Bolsonaro looks on happily at our burning future – more forest burned means for him and the multi-national corporations only more land cleared for mining and agriculture, and more profits.
The report urges drastic changes in land use and food production in order to reduce emissions but in reality you cannot control what you do not own in a capitalist system based on private ownership.
Capitalists are rapacious in accumulating land, in effect future wealth at as low cost as possible, to create the conditions for investment, to quickly exploit for profit.
This is the driving force behind right wing populists Bolsanaro plans to destroy large swathes of the planet’s lungs in the Amazon rainforest and even one reason behind Trump’s crazed proposal to buy Greenland from Denmark to exploit mineral wealth and drill away the natural resources of Alaska.
The IPCC reference the climate crimes of the bosses but mainly outline individual solutions including urging a reduction in food waste in the advanced capitalist world.
But it is the working class families struggling to survive who are responsible for the cheap, mass packaging of food items in the supermarket giants? How could we really radically change food production sustainably? Under capitalism the drive in agriculture has been to ‘get big or get out’.
This has been hugely environmentally damaging from being a net producer of greenhouse gases, soil erosion, pollution from agrichemicals and damaging biodiversity. Eco-friendly ‘cover cropping’ and ‘no-till farming’ techniques can often build soil quality while making farms a carbon sink rather than emitter.
But as long as short-term profit and the dictates of the main food processing industries and retailers reign supreme, the most eco-friendly methods will not be a priority.
socialist plan
Socialists advocate taking the big landed estates and tracts of land owned by agribusiness into public ownership, along with the big food production companies and retail firms.
This would allow the development of sustainable agriculture.
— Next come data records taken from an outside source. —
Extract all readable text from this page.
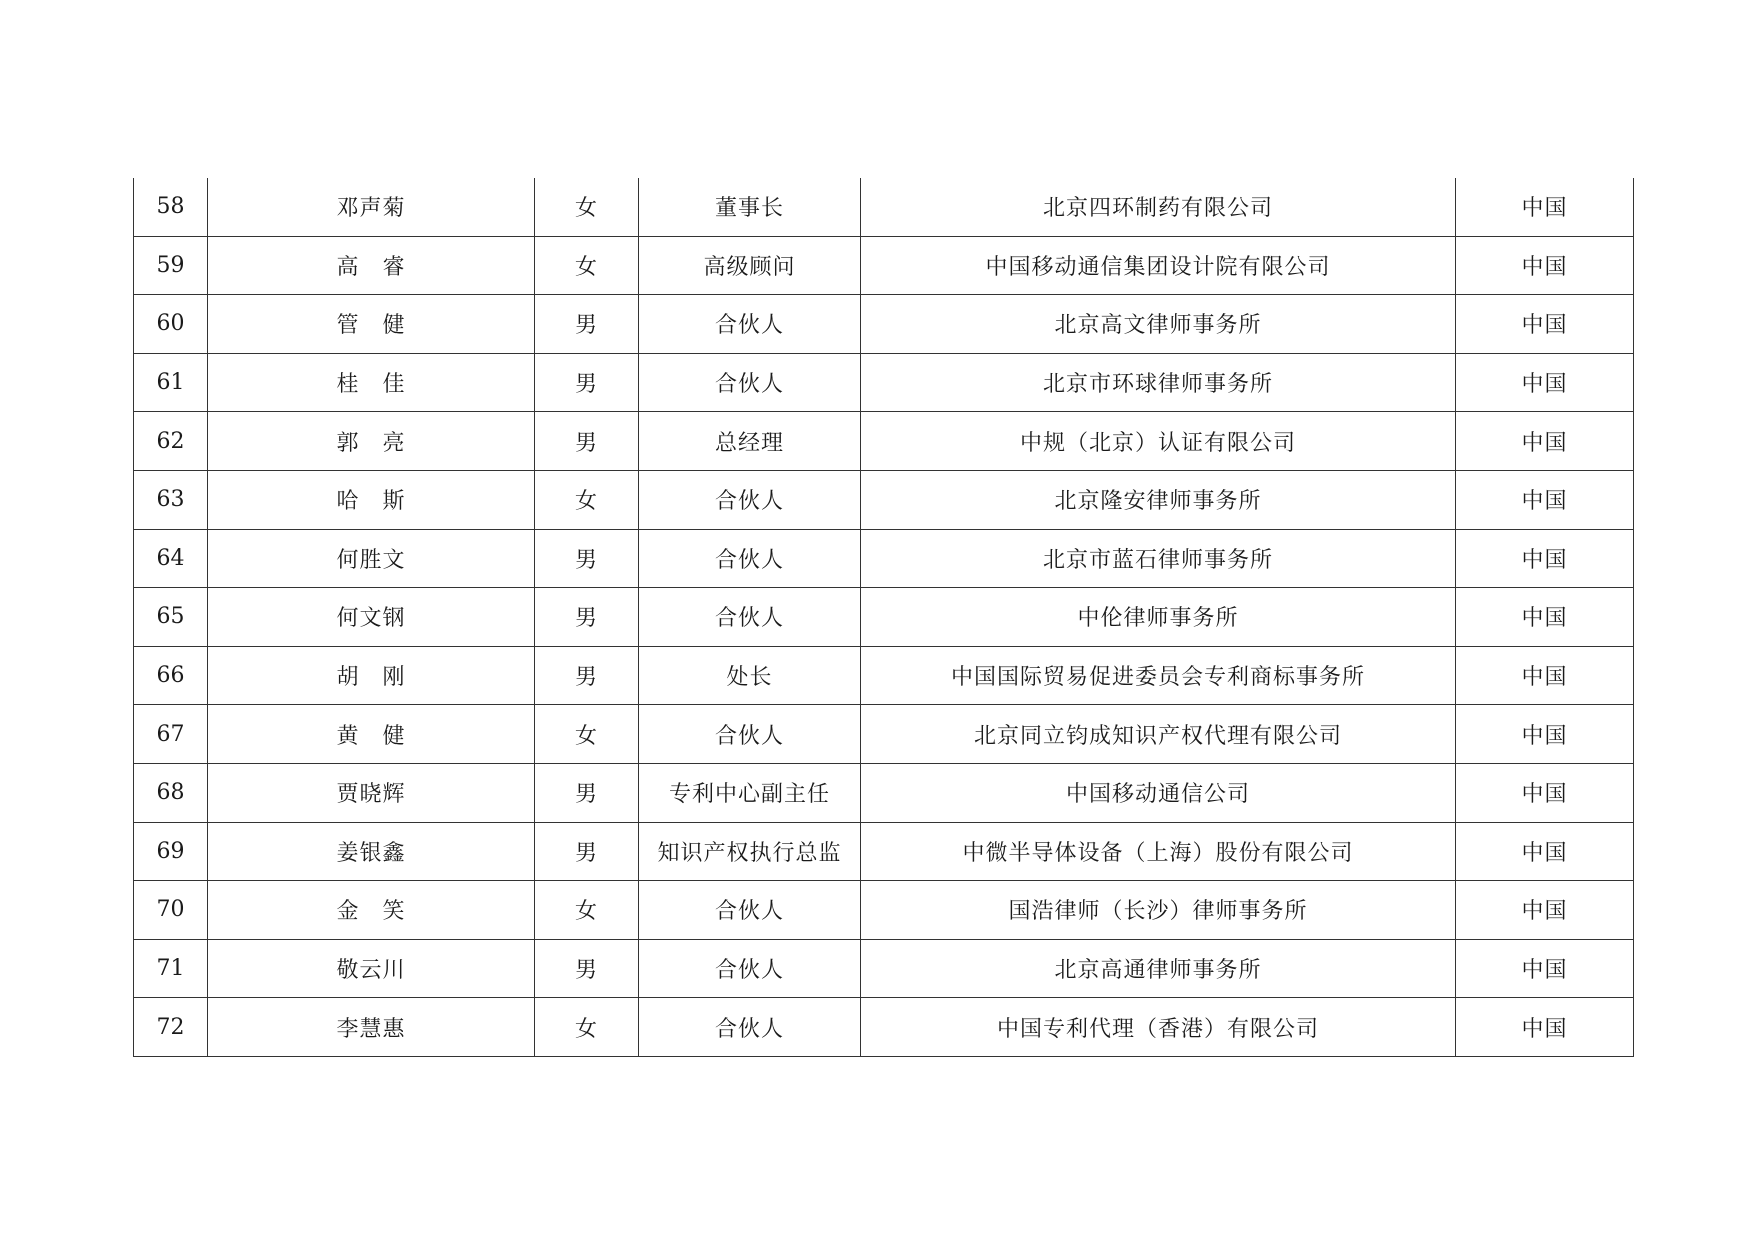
58	邓声菊	女	董事长	北京四环制药有限公司	中国
59	高　睿	女	高级顾问	中国移动通信集团设计院有限公司	中国
60	管　健	男	合伙人	北京高文律师事务所	中国
61	桂　佳	男	合伙人	北京市环球律师事务所	中国
62	郭　亮	男	总经理	中规（北京）认证有限公司	中国
63	哈　斯	女	合伙人	北京隆安律师事务所	中国
64	何胜文	男	合伙人	北京市蓝石律师事务所	中国
65	何文钢	男	合伙人	中伦律师事务所	中国
66	胡　刚	男	处长	中国国际贸易促进委员会专利商标事务所	中国
67	黄　健	女	合伙人	北京同立钧成知识产权代理有限公司	中国
68	贾晓辉	男	专利中心副主任	中国移动通信公司	中国
69	姜银鑫	男	知识产权执行总监	中微半导体设备（上海）股份有限公司	中国
70	金　笑	女	合伙人	国浩律师（长沙）律师事务所	中国
71	敬云川	男	合伙人	北京高通律师事务所	中国
72	李慧惠	女	合伙人	中国专利代理（香港）有限公司	中国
Under public ownership the supply chains could be opened up to link up a publicly owned supermarket distribution network to corner shops, etc.
This, combined with a nationalised financial sector that could supply cheap loans would massively relieve some of the pressures on small business owners in the sector and would encourage fuller integration with a socialist plan.
Such a plan would attempt to source as much produce and goods in local areas in order to reduce ‘food miles’, meaning fresher produce and less environmental impact.
Decisions on what to stock would be made by local elected committees representing shop workers, consumers and representatives from the wider food supply network, with data on purchasing habits, etc, used to help guide discussions.
This would eradicate much of the wasteful duplication that currently exists in the food industry and give people real, informed choices about what we eat.
Undoubtedly, our relationship to food would continue to develop once free of the shackles that capitalism places upon our lives.